The magi brought Jesus a gift of myrrh (Matthew 2:11), and there, at the foot of the cross, the soldiers mixed this same myrrh with wine (Mark 15:23). The wise men asked an important question: “Where is he who has been born king of the Jews?” (Matthew 2:2) and knelt down in worship when they found the Christ child. This same title, “King of the Jews,” was the inscription nailed to the cross above Jesus’ head after the battalion of guards “were striking his head with a reed and spitting on him and kneeling down in homage to him” (Mark 15:19). The wise and the foolish both were near the Savior but with completely opposite reactions.

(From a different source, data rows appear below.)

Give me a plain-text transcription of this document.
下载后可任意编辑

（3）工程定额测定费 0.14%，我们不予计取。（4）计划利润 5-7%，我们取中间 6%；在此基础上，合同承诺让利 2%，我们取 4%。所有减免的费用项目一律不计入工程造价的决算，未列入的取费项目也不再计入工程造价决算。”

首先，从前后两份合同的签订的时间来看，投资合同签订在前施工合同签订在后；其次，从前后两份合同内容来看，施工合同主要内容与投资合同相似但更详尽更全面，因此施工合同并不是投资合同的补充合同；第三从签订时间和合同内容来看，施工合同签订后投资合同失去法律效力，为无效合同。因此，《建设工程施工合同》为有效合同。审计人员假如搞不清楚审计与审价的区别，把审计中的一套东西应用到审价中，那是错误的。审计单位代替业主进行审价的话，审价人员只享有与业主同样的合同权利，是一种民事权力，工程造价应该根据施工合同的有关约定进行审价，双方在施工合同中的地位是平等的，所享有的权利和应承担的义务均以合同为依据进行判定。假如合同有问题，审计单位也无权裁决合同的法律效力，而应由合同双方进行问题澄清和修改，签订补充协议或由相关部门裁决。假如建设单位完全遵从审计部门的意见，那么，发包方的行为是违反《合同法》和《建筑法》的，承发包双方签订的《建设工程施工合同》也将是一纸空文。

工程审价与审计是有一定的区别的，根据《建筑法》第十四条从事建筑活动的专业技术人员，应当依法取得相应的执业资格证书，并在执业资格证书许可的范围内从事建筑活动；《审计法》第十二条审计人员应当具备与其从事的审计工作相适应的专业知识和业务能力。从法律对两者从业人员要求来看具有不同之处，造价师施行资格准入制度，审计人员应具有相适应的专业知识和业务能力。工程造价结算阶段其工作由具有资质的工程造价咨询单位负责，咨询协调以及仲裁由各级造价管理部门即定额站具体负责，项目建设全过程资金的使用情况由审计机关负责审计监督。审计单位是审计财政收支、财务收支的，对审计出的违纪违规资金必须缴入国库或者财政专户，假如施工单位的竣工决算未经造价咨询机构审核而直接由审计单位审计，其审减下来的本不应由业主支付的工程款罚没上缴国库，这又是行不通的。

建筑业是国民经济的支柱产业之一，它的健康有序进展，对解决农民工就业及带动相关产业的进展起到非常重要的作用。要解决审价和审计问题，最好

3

The merry sounds of Christmas are a radical contrast to the somber notes on that mournful Friday morning. The loud, glorious declaration of the Christmas angels that lit up the Bethlehem skyline is juxtaposed against the silent, solemn daytime darkness when the earth wore blackness as Jesus was crucified. But, of course, the story does not end there. The “good news of great joy that will be for all people” (Luke 2:10) which the shepherds heard on the Bethlehem hillside, was echoed by the angel’s talking to the women inside the empty tomb. “Do not be alarmed. You seek Jesus of Nazareth, who was crucified. He has risen; he is not here” (Mark 16:6).

This Christmas may we realize as never before the extent of this good news of great joy and view Christmas through the lens of Easter. May we imitate the examples of Mary who willingly accepted a difficult assignment from the Lord and of the wise men who presented him with the gift of adoration.